Nestes dias de março, durante cerca de um mês, algumas localidades da Madeira que possuem engenhos, ganham uma vivência, uma atmosfera e odor diferentes. É a época de laboração dos engenhos. Calheta foi terra de açúcar e de engenhos. Nos inícios do povoamento aqui se produziu “ouro branco” e desse período áureo restam importantes referências patrimoniais como a Capela dos Reis Magos, no Estreito das Calheta, com o seu riquíssimo retábulo de Antuérpia. Na atualidade, a produção e transformação da cana-de–açúcar ainda hoje movimenta a economia do concelho.

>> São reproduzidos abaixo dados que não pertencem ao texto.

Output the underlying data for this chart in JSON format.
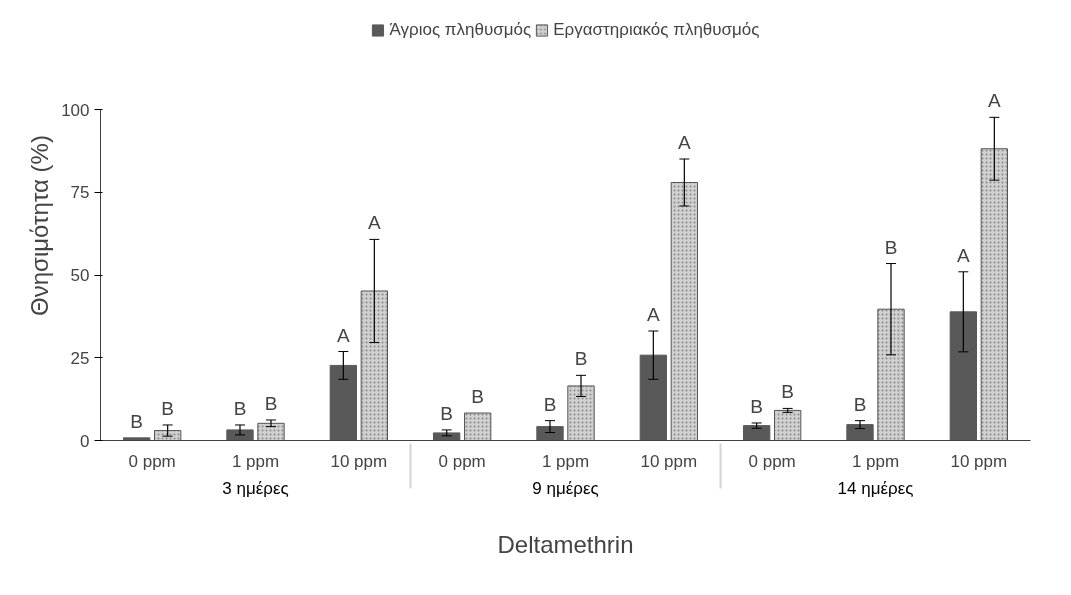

Este ano assisti ao início da laboração na Sociedade de Engenhos da Calheta, por coincidência no meu dia de aniversário. Este é um espaço fabril que ainda tem a laborar antiga maquinaria centenária, que já funcionou a vapor, mas atualmente é eletrificada. Como forma de contextualizar a sua história, possui um pequeno núcleo museológico que permite acompanhar as várias etapas do processo de laboração. É possível fazer visitas guiadas, nesta época assistir à laboração. Para alimentar o palato, pode-se degustar poncha e bolo de mel, sentados numas tradicionais cadeiras de vimes. Os produtos, ali fabricados, como bolo de mel, broas, rum, licores, entre outros, podem ser adquiridos.
Este engenho além de ser o mais antigo do concelho da Calheta, possui uma particularidade interessante: o apito. Este apito que marca habitualmente o início da laboração é um apito recheado de história, pois pertenceu a um iate americano, o “Varuna” que naufragou entre a Ponta do Pargo e as Achadas da Cruz no início do século passado, no dia 16 de novembro de 1909. Esta embarcação de luxo, tinha cerca de 50 tripulantes e pertencia a um milionário americano Eugene Higgins, que sobreviveu ao naufrágio. Entre os pertences resgatados estavam o apito que hoje ainda executa a sua função na fábrica da Sociedade de Engenhos da Calheta.
Mas voltando à laboração no engenho, estes dias são caracterizados por uma grande azáfama: os carros carregados de cana descem a estrada e estacionam junto ao engenho. Depois as canas são transportadas para o interior da fábrica,onde num ritmo cadente das máquinas, as canas são espremidas e depois saem divididas em garapa (o sumo) e a palha que posteriormente é utilizada para adubar os terrenos.
Da garapa que sai cerca de 40% segue para grandesrecipientes de cobre, onde fica a cozer e a evaporar para fazer mel. A restante quantidade é utilizada no fabrico de rum após um processo fermentação e destilação.
Em terras que outrora foram de “ouro branco” ano após ano cumpre-se o ritual da laboração do engenho da Sociedade de Engenhos da Calheta, com os aromas, o fumo e toda a azáfama da apanha e do transporte da cana sacarina.
Nesta época do ano, ao vermos os engenhos em laboração como que recuamos no tempo para a época áurea do açúcar na Madeira, que trouxe muita riqueza não só em termos de arte flamenga bem como em termos de património edificado.
São resquícios do doce “ouro branco”!